The words from the 25th chapter of Matthew come to mind:
“Come, ye blessed of my Father, inherit the kingdom prepared for you from the foundation of the world:
“For I was an hungred, and ye gave me meat: I was thirsty, and ye gave me drink: I was a stranger, and ye took me in:
“Naked, and ye clothed me: I was sick, and ye visited me: I was in prison, and ye came unto me.
“Then shall the righteous answer him, saying, Lord, when saw we thee an hungred, and fed thee? or thirsty, and gave thee drink?
“When saw we thee a stranger, and took thee in? or naked, and clothed thee?
“Or when saw we thee sick, or in prison, and came unto thee?
“And the King shall answer and say unto them, Verily I say unto you, Inasmuch as ye have done it unto one of the least of these my brethren, ye have done it unto me.”12
My brothers and sisters, may we ask ourselves the question which greeted Dr. Jack McConnell and his brothers and sisters each evening at dinnertime: “What have I done for someone today?” May the words of a familiar hymn penetrate our very souls and find lodgment in our hearts:
Have I done any good in the world today?
Have I helped anyone in need?
Have I cheered up the sad and made someone feel glad?
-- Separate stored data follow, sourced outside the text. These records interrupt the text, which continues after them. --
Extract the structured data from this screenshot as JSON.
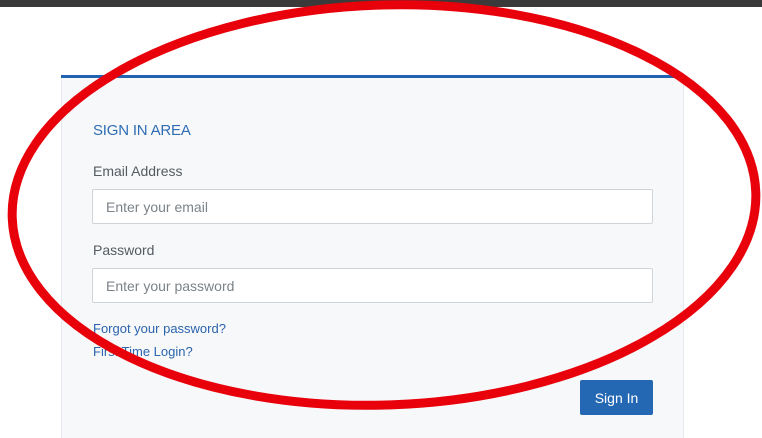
{
  "form": {
    "title": "SIGN IN AREA",
    "email_label": "Email Address",
    "email_placeholder": "Enter your email",
    "email_value": "",
    "password_label": "Password",
    "password_placeholder": "Enter your password",
    "password_value": "",
    "forgot_link": "Forgot your password?",
    "first_login_link": "First Time Login?",
    "signin_button": "Sign In"
  },
  "colors": {
    "accent": "#2163b3",
    "button": "#2468b4",
    "annotation": "#e8000b"
  }
}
If not, I have failed indeed.
Has anyone’s burden been lighter today
Because I was willing to share?
Have the sick and the weary been helped on their way?
When they needed my help was I there?13
That service to which all of us have been called is the service of the Lord Jesus Christ.
As He enlists us to His cause, He invites us to draw close to Him. He speaks to you and to me:
“Come unto me, all ye that labour and are heavy laden, and I will give you rest.
“Take my yoke upon you, and learn of me; for I am meek and lowly in heart: and ye shall find rest unto your souls.
“For my yoke is easy, and my burden is light.”14
If we truly listen, we may hear that voice from far away say to us, as it spoke to another, “Well done, thou good and faithful servant.”15 That each may qualify for this blessing from our Lord is my prayer, and I offer it in His name, even Jesus Christ, our Savior, amen.